Electronic Prescriptions

E-prescriptions can improve the quality of care and cost-effectiveness of the health care system.  E-prescriptions reduce handwriting mistakes that can lead to adverse drug reactions.  Costs and quality are enhanced by eliminating fax transmissions with real-time, electronic data transfer.  An additional benefit of e-prescriptions is that the transactions can be integrated relatively easily into electronic health records.  Significant progress has been made in the US with e-prescriptions.   Over 50M prescriptions have been issued electronically since 2004 according to the SureScripts National Progress Report on E-Prescribing.  Regulatory barriers have been reduced as all 50 states have established a legal framework to support e-prescriptions.  However, only 7% of the 1.5B new prescriptions and renewals eligible for electronic routing were transmitted digitally in 2008.  Pharmaceuticals regulated by the Controlled Substances Act, which represent about 10% of prescriptions, are not eligible for electronic transmission, limiting the business case for provider adoption.  Furthermore, the competing objectives of industry constituents such as pharmacy benefit managers, pharmaceutical brands and chain drug retailers are delaying progress.
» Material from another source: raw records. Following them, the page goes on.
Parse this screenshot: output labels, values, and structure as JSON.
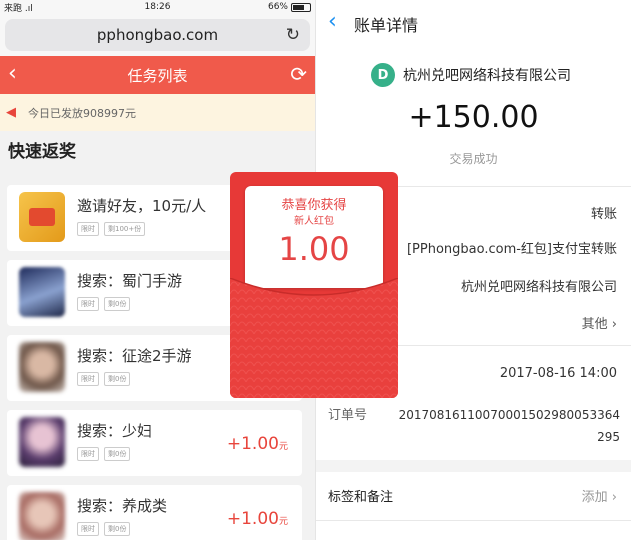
{
  "left": {
    "status": {
      "carrier": "来跑 .ıl",
      "time": "18:26",
      "battery": "66%"
    },
    "url": "pphongbao.com",
    "navbar": {
      "title": "任务列表"
    },
    "notice": "今日已发放908997元",
    "section_title": "快速返奖",
    "cards": [
      {
        "title": "邀请好友，10元/人",
        "tag1": "限时",
        "tag2": "剩100+份",
        "reward": "",
        "unit": ""
      },
      {
        "title": "搜索：蜀门手游",
        "tag1": "限时",
        "tag2": "剩0份",
        "reward": "",
        "unit": ""
      },
      {
        "title": "搜索：征途2手游",
        "tag1": "限时",
        "tag2": "剩0份",
        "reward": "",
        "unit": ""
      },
      {
        "title": "搜索：少妇",
        "tag1": "限时",
        "tag2": "剩0份",
        "reward": "+1.00",
        "unit": "元"
      },
      {
        "title": "搜索：养成类",
        "tag1": "限时",
        "tag2": "剩0份",
        "reward": "+1.00",
        "unit": "元"
      }
    ]
  },
  "envelope": {
    "line1": "恭喜你获得",
    "line2": "新人红包",
    "amount": "1.00"
  },
  "right": {
    "title": "账单详情",
    "company": "杭州兑吧网络科技有限公司",
    "logo_letter": "D",
    "amount": "+150.00",
    "status": "交易成功",
    "type": "转账",
    "description": "[PPhongbao.com-红包]支付宝转账",
    "counterparty": "杭州兑吧网络科技有限公司",
    "other": "其他 ›",
    "date": "2017-08-16 14:00",
    "order_label": "订单号",
    "order_number": "20170816110070001502980053364295",
    "tags_label": "标签和备注",
    "tags_action": "添加 ›"
  }
}
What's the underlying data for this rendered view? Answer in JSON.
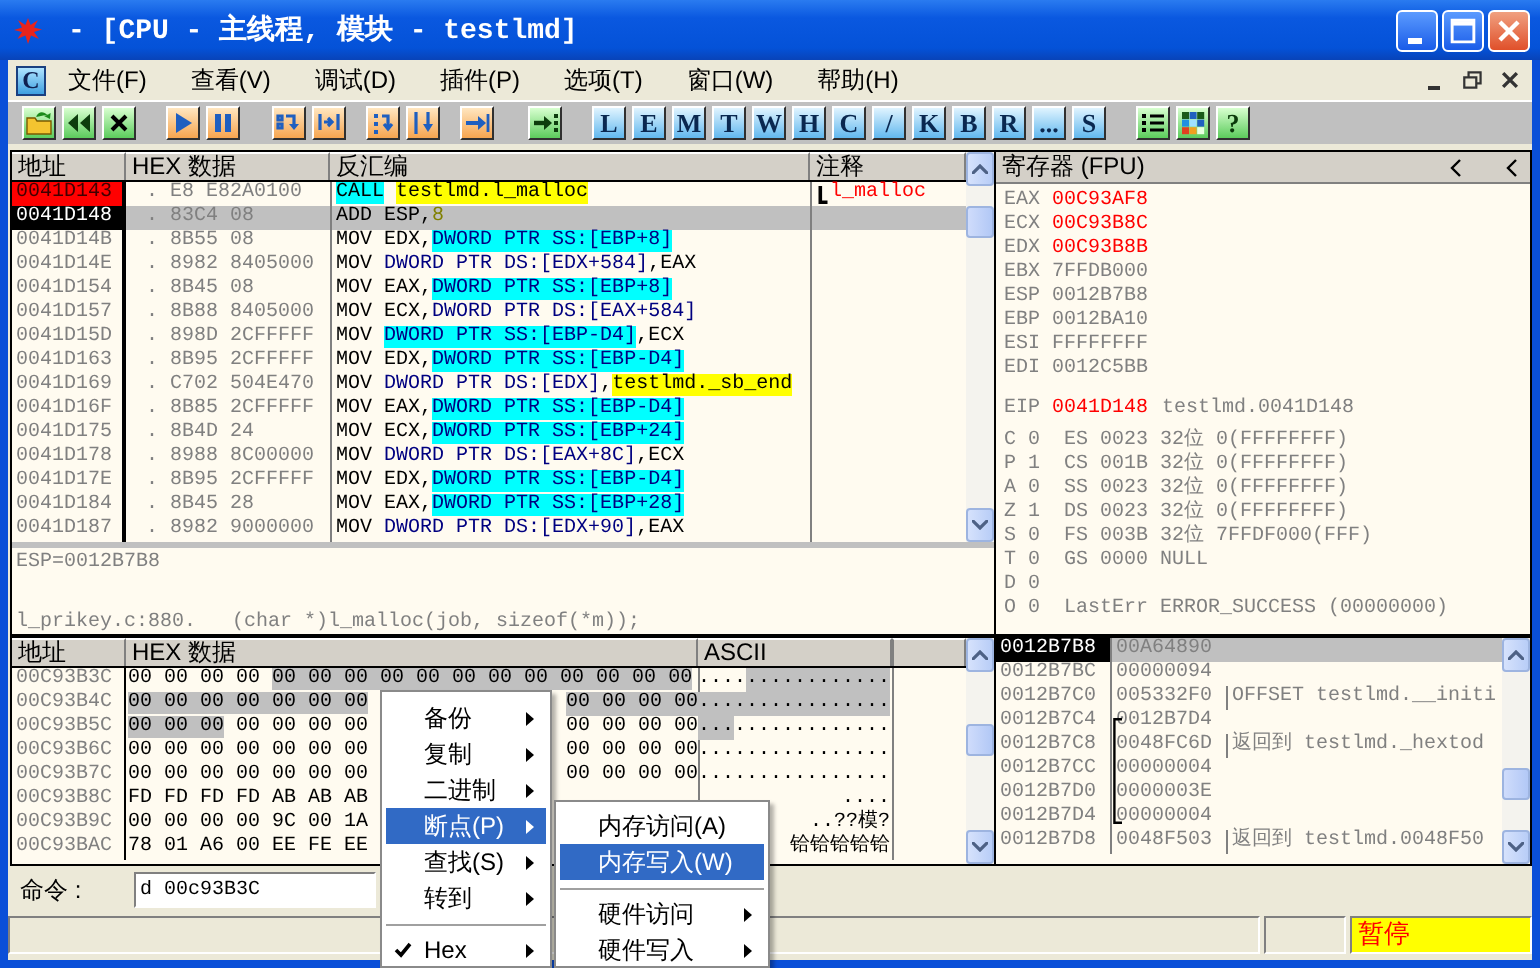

E-Prescription-adoption-in-

E-Pedigree

One of the key tenets of Obama’s Health Care plan is to allow the importation of safe drugs from other countries.  Prescription drugs are one of the largest and fastest-growing components of health expenses in the US.  Obama’s plan would allow Americans to buy pharmaceuticals from other developed countries if the drugs are safe and less expensive.  An electronic pedigree system based upon RFID and e-commerce could be a key enabler of Obama’s drug-importation policy.  E-pedigree would track the chain of custody for medicines as they travel from the original manufacturer to regional and national distributors and finally to retailers.  Using e-pedigree chain drug retailers could validate that pharmaceuticals imported from Canada or Western Europe were only handled by reputable sources.  E-pedigree would serve to reduce the population of counterfeit drugs in circulation.  Furthermore, e-pedigree could ensure that vaccines, which are temperature sensitive, are not exposed to conditions outside of the tolerance range.

Health Care Administration

Another key tenet of Obama’s health care plan is to reduce billions of dollars wasted on administration and overhead because of inefficiencies in the health care system.  Claims processing represents one of the largest opportunities for improvement.  A 2007 study by the management consulting firm McKinsey found that 15% of every dollar spent on health care in the US is applied to administrative costs to facilitate payment between payers and providers.  Financial settlement in the health care sector is horribly inefficient when compared to other segments such as retail, which average only 2% administrative overhead for payment processing.  The root cause of many of the excessive time and costs for health care claims remittance is due to the manual, paper-intensive nature of the process.  The Health Information Portability and Accountability Act (HIPAA) regulations launched in the earlier part of this decade provide a framework for digitizing common health care transactions such as eligibility verification, referral authorization, claims submission and remittance advice.  However, only a percentage of the health care community is actively using the HIPAA-EDI transaction sets to facilitate settlement due to the costs and complexities of implementation.  Increasing utilization of e-commerce from its current adoption rate of 40% to a more widespread of 90% would yield $6B in savings.